[XML-SIG] Re: checking a string for well-formedness
Fredrik Lundh
fredrik@pythonware.com
Thu, 8 May 2003 11:54:57 +0200
Paul Tremblay wrote:
> import xml.parsers.expat
> parser = xml.parsers.expat.ParserCreate()
> import sys
>
> def validate(data):
> parser.Parse(data)
> try:
> parser.Parse(data)
> return 0
> except xml.parsers.expat.ExpatError:
> sys.stderr.write('tagging text will result in invalid XML\n')
> return 1
>
> data = '<doc><tag>text</tag><tag>text,</tag></doc>'
> validate(data)
>
> The function validate returns 0 in this case.

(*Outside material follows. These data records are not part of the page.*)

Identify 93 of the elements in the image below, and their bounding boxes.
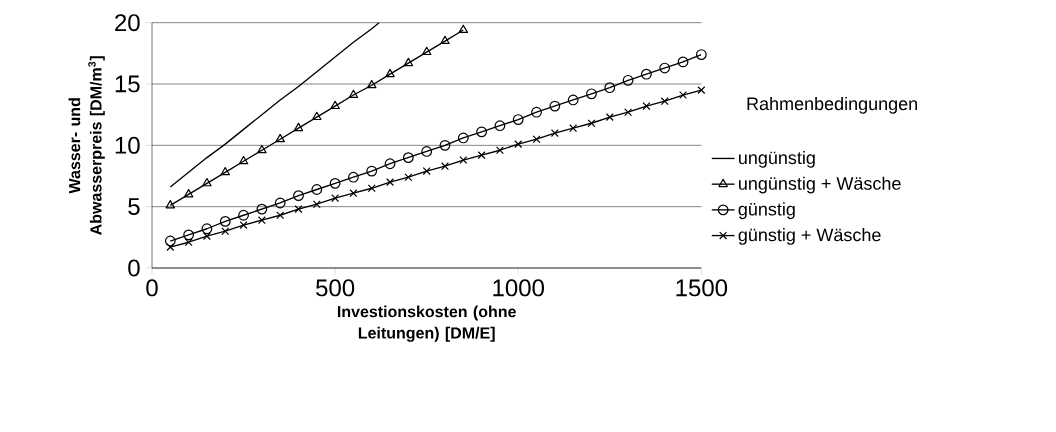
point: [587, 119, 596, 128]
point: [514, 140, 523, 149]
point: [439, 139, 451, 151]
point: [386, 178, 395, 187]
point: [697, 86, 706, 95]
point: [275, 133, 285, 143]
point: [477, 151, 486, 160]
point: [183, 189, 194, 198]
y-tick-label: 5: [128, 198, 140, 216]
point: [349, 189, 358, 198]
point: [622, 74, 634, 86]
point: [404, 173, 413, 182]
x-tick-label: 1000: [493, 279, 544, 297]
point: [624, 108, 633, 117]
point: [256, 203, 268, 215]
point: [641, 68, 652, 80]
point: [384, 158, 396, 170]
point: [403, 57, 414, 67]
point: [476, 126, 488, 138]
point: [366, 165, 378, 177]
point: [421, 46, 432, 56]
point: [239, 221, 248, 230]
point: [238, 209, 249, 221]
y-tick-label: 10: [115, 136, 140, 154]
x-tick-label: 500: [316, 279, 355, 297]
point: [329, 177, 341, 189]
point: [221, 227, 230, 236]
point: [274, 197, 286, 209]
point: [642, 102, 651, 111]
point: [421, 146, 433, 157]
point: [458, 24, 469, 34]
y-tick-label: 15: [115, 75, 140, 93]
point: [695, 49, 707, 60]
point: [184, 238, 193, 247]
y-tick-label: 20: [115, 14, 140, 32]
point: [550, 129, 559, 138]
point: [276, 211, 285, 220]
point: [385, 68, 395, 78]
x-tick-label: 0: [146, 279, 158, 297]
point: [605, 113, 614, 122]
point: [367, 184, 376, 193]
x-axis-title: Investionskosten (ohne Leitungen) [DM/E]: [337, 305, 516, 342]
legend-label: ungünstig: [739, 150, 815, 168]
point: [312, 111, 322, 121]
point: [202, 177, 212, 187]
point: [164, 235, 176, 247]
point: [183, 229, 195, 241]
point: [257, 144, 267, 154]
point: [311, 184, 323, 195]
point: [220, 166, 231, 176]
x-tick-label: 1500: [676, 279, 728, 297]
point: [604, 82, 616, 94]
point: [166, 243, 175, 252]
point: [219, 215, 231, 227]
point: [549, 100, 561, 112]
point: [659, 62, 671, 74]
point: [459, 156, 468, 165]
point: [201, 223, 213, 235]
point: [569, 124, 578, 133]
point: [366, 79, 377, 89]
point: [165, 200, 176, 209]
point: [532, 135, 541, 144]
point: [348, 89, 359, 99]
point: [494, 120, 506, 132]
legend-label: günstig: [738, 202, 795, 220]
point: [330, 100, 340, 110]
point: [422, 167, 431, 176]
point: [312, 200, 321, 209]
point: [440, 35, 450, 45]
point: [440, 162, 449, 171]
point: [293, 190, 304, 202]
y-axis-title: Wasser- und Abwasserpreis [DM/m$^{3}$]: [68, 56, 105, 235]
legend-label: günstig + Wäsche: [738, 228, 881, 245]
point: [567, 94, 579, 106]
point: [257, 216, 266, 225]
point: [586, 88, 597, 100]
y-tick-label: 0: [128, 259, 140, 277]
point: [660, 97, 669, 106]
point: [531, 106, 542, 118]
point: [512, 114, 524, 125]
point: [294, 205, 303, 214]
point: [495, 146, 504, 155]
point: [457, 132, 469, 144]
point: [331, 194, 340, 203]
legend-label: ungünstig + Wäsche: [739, 176, 901, 194]
point: [202, 232, 211, 241]
point: [293, 122, 304, 132]
point: [238, 155, 249, 165]
point: [348, 171, 359, 183]
point: [402, 152, 414, 163]
point: [679, 91, 688, 100]
point: [677, 56, 689, 68]
legend-title: Rahmenbedingungen: [747, 96, 917, 114]
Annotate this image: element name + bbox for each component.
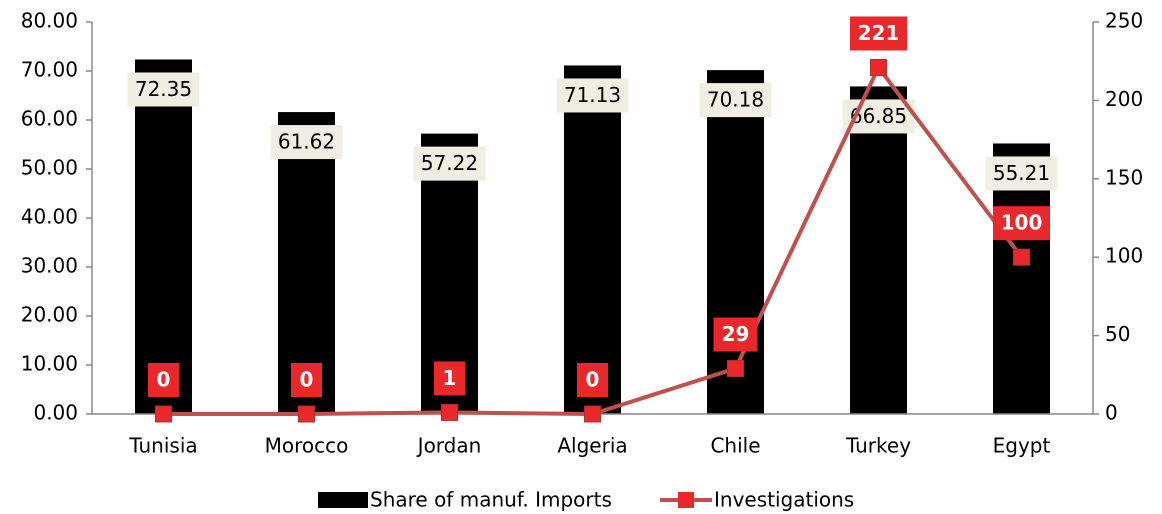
data-label-box	[985, 156, 1058, 191]
legend-swatch	[318, 492, 368, 508]
x-tick-label: Chile	[710, 434, 760, 458]
y2-tick-label: 0	[1105, 401, 1118, 425]
y2-tick-label: 150	[1105, 165, 1143, 189]
legend-marker	[678, 492, 694, 508]
y-tick-label: 80.00	[21, 9, 78, 33]
y-tick-label: 0.00	[33, 401, 78, 425]
data-label-box	[291, 363, 322, 397]
y2-tick-label: 100	[1105, 244, 1143, 268]
data-label: 55.21	[993, 161, 1050, 185]
data-label: 29	[722, 322, 750, 346]
marker	[584, 405, 601, 423]
bar	[850, 86, 907, 414]
y-tick-label: 70.00	[21, 58, 78, 82]
data-label-box	[270, 125, 343, 160]
bar	[135, 59, 192, 415]
x-tick-label: Turkey	[845, 434, 911, 458]
data-label-box	[148, 363, 179, 397]
marker	[441, 403, 458, 421]
marker	[1013, 248, 1030, 266]
y-tick-label: 30.00	[21, 254, 78, 278]
legend-label: Investigations	[714, 488, 854, 512]
data-label: 0	[157, 368, 171, 392]
y2-tick-label: 50	[1105, 322, 1130, 346]
data-label-box	[556, 78, 629, 113]
x-tick-label: Tunisia	[128, 434, 197, 458]
data-label: 100	[1001, 211, 1043, 235]
data-label-box	[577, 363, 608, 397]
data-label: 0	[586, 368, 600, 392]
x-tick-label: Morocco	[265, 434, 349, 458]
y-tick-label: 10.00	[21, 352, 78, 376]
data-label-box	[850, 16, 907, 51]
data-label: 0	[300, 368, 314, 392]
y2-tick-label: 200	[1105, 87, 1143, 111]
data-label: 57.22	[421, 151, 478, 175]
marker	[727, 360, 744, 378]
y-tick-label: 60.00	[21, 107, 78, 131]
bar	[707, 70, 764, 415]
bar	[564, 65, 621, 414]
legend-label: Share of manuf. Imports	[370, 488, 612, 512]
data-label-box	[434, 361, 465, 396]
data-label-box	[993, 206, 1050, 241]
data-label-box	[699, 83, 772, 118]
marker	[298, 405, 315, 423]
y-tick-label: 50.00	[21, 156, 78, 180]
data-label: 61.62	[278, 130, 335, 154]
data-label: 71.13	[564, 83, 621, 107]
x-tick-label: Egypt	[993, 434, 1051, 458]
data-label-box	[413, 146, 486, 181]
data-label-box	[713, 317, 758, 352]
data-label-box	[127, 72, 200, 107]
x-tick-label: Algeria	[557, 434, 627, 458]
y-tick-label: 20.00	[21, 303, 78, 327]
y2-tick-label: 250	[1105, 9, 1143, 33]
marker	[870, 58, 887, 76]
data-label: 221	[858, 21, 900, 45]
marker	[155, 405, 172, 423]
y-tick-label: 40.00	[21, 205, 78, 229]
data-label: 1	[443, 366, 457, 390]
data-label: 72.35	[135, 77, 192, 101]
data-label: 70.18	[707, 88, 764, 112]
x-tick-label: Jordan	[416, 434, 482, 458]
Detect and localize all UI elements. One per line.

or raise an exception, if you don't remove the first call to
parser.Parse(data).
unfortunately, even if you remove that line, the function may
still return 0 for invalid XML snippets, e.g:
> data = '<doc><tag>text</tag><tag>text,</tag>'
to fix this, you have to tell the parser that you won't call
it again with more data:
parser.Parse(data, 1)
> However, if I try this:
>
> data = u'<doc><tag>text</tag><tag>text\u201c</tag></doc>'
>
> I get the following error:
>
> Traceback (most recent call last):
> File "/home/paul/lib/python/paul/xml/expat.py", line 50, in ?
> parser.Parse(data)
> UnicodeError: ASCII encoding error: ordinal not in range(128)
>
> Any idea what is going on here?
the parse function requires an 8-bit string, and Python defaults
to ASCII when converting Unicode to 8-bit data.
the simplest way to work around this is to convert the string to
the XML default encoding (utf-8) on the way in:
def validate(data):
try:
if isinstance(data, type(u"")):
data = data.encode("utf-8")
parser.Parse(data, 1)
return 0
except xml.parsers.expat.ExpatError:
sys.stderr.write('tagging text will result in invalid XML\n')
return 1
</F>